Is a prenuptial agreement right for you?

Date: Mar 12, 2012

Planning a life together has been described by many as one of the most thrilling and romantic moves in any relationship.

However, there are a number of different views on just how this should occur - with the topic of prenuptial agreements causing a certain amount of confusion and debate.

On one hand, some people view the idea of prenups as being something of a 'mood-killer' - that by focusing on property and finances the couple are in some way detracting from the joy shared.

The argument usually goes that by moving to protect assets in the event of a relationship breakdown, the partners are forced to entertain the prospect of a failed relationship sometime in the future.

In particular, younger couples in their first long-term partnership will find this viewpoint upsetting, as it may feel that focusing on this negative possibility robs the act of marriage of its romance - making it more akin to a commercial transaction.

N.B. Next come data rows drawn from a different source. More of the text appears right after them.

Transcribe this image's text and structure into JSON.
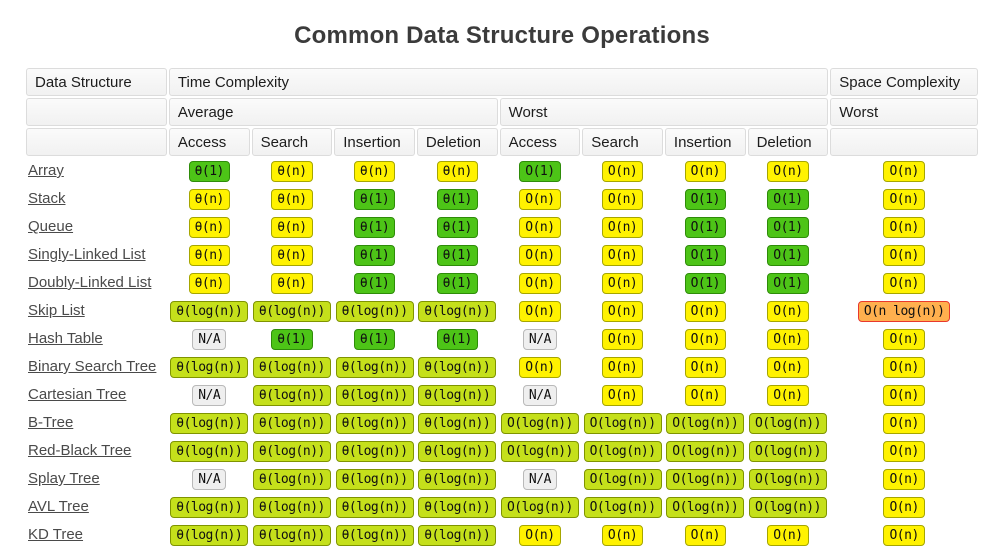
{
  "title": "Common Data Structure Operations",
  "header": {
    "data_structure": "Data Structure",
    "time_complexity": "Time Complexity",
    "space_complexity": "Space Complexity",
    "average": "Average",
    "worst": "Worst",
    "space_worst": "Worst",
    "ops": [
      "Access",
      "Search",
      "Insertion",
      "Deletion"
    ]
  },
  "colors": {
    "best": {
      "fill": "#4dc417",
      "border": "#2e8c09"
    },
    "good": {
      "fill": "#c5e01b",
      "border": "#7f9400"
    },
    "fair": {
      "fill": "#fff200",
      "border": "#a6a600"
    },
    "bad": {
      "fill": "#ffb04e",
      "border": "#e8392c"
    },
    "na": {
      "fill": "#efefef",
      "border": "#b9b9b9"
    }
  },
  "rows": [
    {
      "name": "Array",
      "average": [
        {
          "t": "θ(1)",
          "c": "best"
        },
        {
          "t": "θ(n)",
          "c": "fair"
        },
        {
          "t": "θ(n)",
          "c": "fair"
        },
        {
          "t": "θ(n)",
          "c": "fair"
        }
      ],
      "worst": [
        {
          "t": "O(1)",
          "c": "best"
        },
        {
          "t": "O(n)",
          "c": "fair"
        },
        {
          "t": "O(n)",
          "c": "fair"
        },
        {
          "t": "O(n)",
          "c": "fair"
        }
      ],
      "space": {
        "t": "O(n)",
        "c": "fair"
      }
    },
    {
      "name": "Stack",
      "average": [
        {
          "t": "θ(n)",
          "c": "fair"
        },
        {
          "t": "θ(n)",
          "c": "fair"
        },
        {
          "t": "θ(1)",
          "c": "best"
        },
        {
          "t": "θ(1)",
          "c": "best"
        }
      ],
      "worst": [
        {
          "t": "O(n)",
          "c": "fair"
        },
        {
          "t": "O(n)",
          "c": "fair"
        },
        {
          "t": "O(1)",
          "c": "best"
        },
        {
          "t": "O(1)",
          "c": "best"
        }
      ],
      "space": {
        "t": "O(n)",
        "c": "fair"
      }
    },
    {
      "name": "Queue",
      "average": [
        {
          "t": "θ(n)",
          "c": "fair"
        },
        {
          "t": "θ(n)",
          "c": "fair"
        },
        {
          "t": "θ(1)",
          "c": "best"
        },
        {
          "t": "θ(1)",
          "c": "best"
        }
      ],
      "worst": [
        {
          "t": "O(n)",
          "c": "fair"
        },
        {
          "t": "O(n)",
          "c": "fair"
        },
        {
          "t": "O(1)",
          "c": "best"
        },
        {
          "t": "O(1)",
          "c": "best"
        }
      ],
      "space": {
        "t": "O(n)",
        "c": "fair"
      }
    },
    {
      "name": "Singly-Linked List",
      "average": [
        {
          "t": "θ(n)",
          "c": "fair"
        },
        {
          "t": "θ(n)",
          "c": "fair"
        },
        {
          "t": "θ(1)",
          "c": "best"
        },
        {
          "t": "θ(1)",
          "c": "best"
        }
      ],
      "worst": [
        {
          "t": "O(n)",
          "c": "fair"
        },
        {
          "t": "O(n)",
          "c": "fair"
        },
        {
          "t": "O(1)",
          "c": "best"
        },
        {
          "t": "O(1)",
          "c": "best"
        }
      ],
      "space": {
        "t": "O(n)",
        "c": "fair"
      }
    },
    {
      "name": "Doubly-Linked List",
      "average": [
        {
          "t": "θ(n)",
          "c": "fair"
        },
        {
          "t": "θ(n)",
          "c": "fair"
        },
        {
          "t": "θ(1)",
          "c": "best"
        },
        {
          "t": "θ(1)",
          "c": "best"
        }
      ],
      "worst": [
        {
          "t": "O(n)",
          "c": "fair"
        },
        {
          "t": "O(n)",
          "c": "fair"
        },
        {
          "t": "O(1)",
          "c": "best"
        },
        {
          "t": "O(1)",
          "c": "best"
        }
      ],
      "space": {
        "t": "O(n)",
        "c": "fair"
      }
    },
    {
      "name": "Skip List",
      "average": [
        {
          "t": "θ(log(n))",
          "c": "good"
        },
        {
          "t": "θ(log(n))",
          "c": "good"
        },
        {
          "t": "θ(log(n))",
          "c": "good"
        },
        {
          "t": "θ(log(n))",
          "c": "good"
        }
      ],
      "worst": [
        {
          "t": "O(n)",
          "c": "fair"
        },
        {
          "t": "O(n)",
          "c": "fair"
        },
        {
          "t": "O(n)",
          "c": "fair"
        },
        {
          "t": "O(n)",
          "c": "fair"
        }
      ],
      "space": {
        "t": "O(n log(n))",
        "c": "bad"
      }
    },
    {
      "name": "Hash Table",
      "average": [
        {
          "t": "N/A",
          "c": "na"
        },
        {
          "t": "θ(1)",
          "c": "best"
        },
        {
          "t": "θ(1)",
          "c": "best"
        },
        {
          "t": "θ(1)",
          "c": "best"
        }
      ],
      "worst": [
        {
          "t": "N/A",
          "c": "na"
        },
        {
          "t": "O(n)",
          "c": "fair"
        },
        {
          "t": "O(n)",
          "c": "fair"
        },
        {
          "t": "O(n)",
          "c": "fair"
        }
      ],
      "space": {
        "t": "O(n)",
        "c": "fair"
      }
    },
    {
      "name": "Binary Search Tree",
      "average": [
        {
          "t": "θ(log(n))",
          "c": "good"
        },
        {
          "t": "θ(log(n))",
          "c": "good"
        },
        {
          "t": "θ(log(n))",
          "c": "good"
        },
        {
          "t": "θ(log(n))",
          "c": "good"
        }
      ],
      "worst": [
        {
          "t": "O(n)",
          "c": "fair"
        },
        {
          "t": "O(n)",
          "c": "fair"
        },
        {
          "t": "O(n)",
          "c": "fair"
        },
        {
          "t": "O(n)",
          "c": "fair"
        }
      ],
      "space": {
        "t": "O(n)",
        "c": "fair"
      }
    },
    {
      "name": "Cartesian Tree",
      "average": [
        {
          "t": "N/A",
          "c": "na"
        },
        {
          "t": "θ(log(n))",
          "c": "good"
        },
        {
          "t": "θ(log(n))",
          "c": "good"
        },
        {
          "t": "θ(log(n))",
          "c": "good"
        }
      ],
      "worst": [
        {
          "t": "N/A",
          "c": "na"
        },
        {
          "t": "O(n)",
          "c": "fair"
        },
        {
          "t": "O(n)",
          "c": "fair"
        },
        {
          "t": "O(n)",
          "c": "fair"
        }
      ],
      "space": {
        "t": "O(n)",
        "c": "fair"
      }
    },
    {
      "name": "B-Tree",
      "average": [
        {
          "t": "θ(log(n))",
          "c": "good"
        },
        {
          "t": "θ(log(n))",
          "c": "good"
        },
        {
          "t": "θ(log(n))",
          "c": "good"
        },
        {
          "t": "θ(log(n))",
          "c": "good"
        }
      ],
      "worst": [
        {
          "t": "O(log(n))",
          "c": "good"
        },
        {
          "t": "O(log(n))",
          "c": "good"
        },
        {
          "t": "O(log(n))",
          "c": "good"
        },
        {
          "t": "O(log(n))",
          "c": "good"
        }
      ],
      "space": {
        "t": "O(n)",
        "c": "fair"
      }
    },
    {
      "name": "Red-Black Tree",
      "average": [
        {
          "t": "θ(log(n))",
          "c": "good"
        },
        {
          "t": "θ(log(n))",
          "c": "good"
        },
        {
          "t": "θ(log(n))",
          "c": "good"
        },
        {
          "t": "θ(log(n))",
          "c": "good"
        }
      ],
      "worst": [
        {
          "t": "O(log(n))",
          "c": "good"
        },
        {
          "t": "O(log(n))",
          "c": "good"
        },
        {
          "t": "O(log(n))",
          "c": "good"
        },
        {
          "t": "O(log(n))",
          "c": "good"
        }
      ],
      "space": {
        "t": "O(n)",
        "c": "fair"
      }
    },
    {
      "name": "Splay Tree",
      "average": [
        {
          "t": "N/A",
          "c": "na"
        },
        {
          "t": "θ(log(n))",
          "c": "good"
        },
        {
          "t": "θ(log(n))",
          "c": "good"
        },
        {
          "t": "θ(log(n))",
          "c": "good"
        }
      ],
      "worst": [
        {
          "t": "N/A",
          "c": "na"
        },
        {
          "t": "O(log(n))",
          "c": "good"
        },
        {
          "t": "O(log(n))",
          "c": "good"
        },
        {
          "t": "O(log(n))",
          "c": "good"
        }
      ],
      "space": {
        "t": "O(n)",
        "c": "fair"
      }
    },
    {
      "name": "AVL Tree",
      "average": [
        {
          "t": "θ(log(n))",
          "c": "good"
        },
        {
          "t": "θ(log(n))",
          "c": "good"
        },
        {
          "t": "θ(log(n))",
          "c": "good"
        },
        {
          "t": "θ(log(n))",
          "c": "good"
        }
      ],
      "worst": [
        {
          "t": "O(log(n))",
          "c": "good"
        },
        {
          "t": "O(log(n))",
          "c": "good"
        },
        {
          "t": "O(log(n))",
          "c": "good"
        },
        {
          "t": "O(log(n))",
          "c": "good"
        }
      ],
      "space": {
        "t": "O(n)",
        "c": "fair"
      }
    },
    {
      "name": "KD Tree",
      "average": [
        {
          "t": "θ(log(n))",
          "c": "good"
        },
        {
          "t": "θ(log(n))",
          "c": "good"
        },
        {
          "t": "θ(log(n))",
          "c": "good"
        },
        {
          "t": "θ(log(n))",
          "c": "good"
        }
      ],
      "worst": [
        {
          "t": "O(n)",
          "c": "fair"
        },
        {
          "t": "O(n)",
          "c": "fair"
        },
        {
          "t": "O(n)",
          "c": "fair"
        },
        {
          "t": "O(n)",
          "c": "fair"
        }
      ],
      "space": {
        "t": "O(n)",
        "c": "fair"
      }
    }
  ]
}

However, more experienced couples will understand that prenuptial agreements ultimately exist to protect each other's interests and that this ideal is compatible with their desire to enter into a committed relationship.

It could be that these partners have gone through a relationship breakdown before and know the value of family law advice, as well as the ability to legally separate possessions with a minimum of arguments.

From a different viewpoint, more mature partners tend to have more in the way of assets before they enter into a relationship - having been able to purchase property, collect share portfolios and business interests, as well as a range of other financial tools.

Conversely, a prenup also can help to keep outstanding debts separate - meaning that the partners involved in a relationship will not be required to cover each other's financial obligations should they choose to part ways.

On top of this, previous partnerships may have produced children that need to be considered in any financial planning operations undertaken by the people responsible for their care.

With prenuptial agreements, arrangements can be made that take these points into account - while they do not relate directly to child custody provisions, they do help to ensure that the parents are able to access their own assets in the event of a separation.

In essence, a prenup is a contract based on the complete trust of the two partners who are called on to be honest about their expectations and commit to a legal plan of action.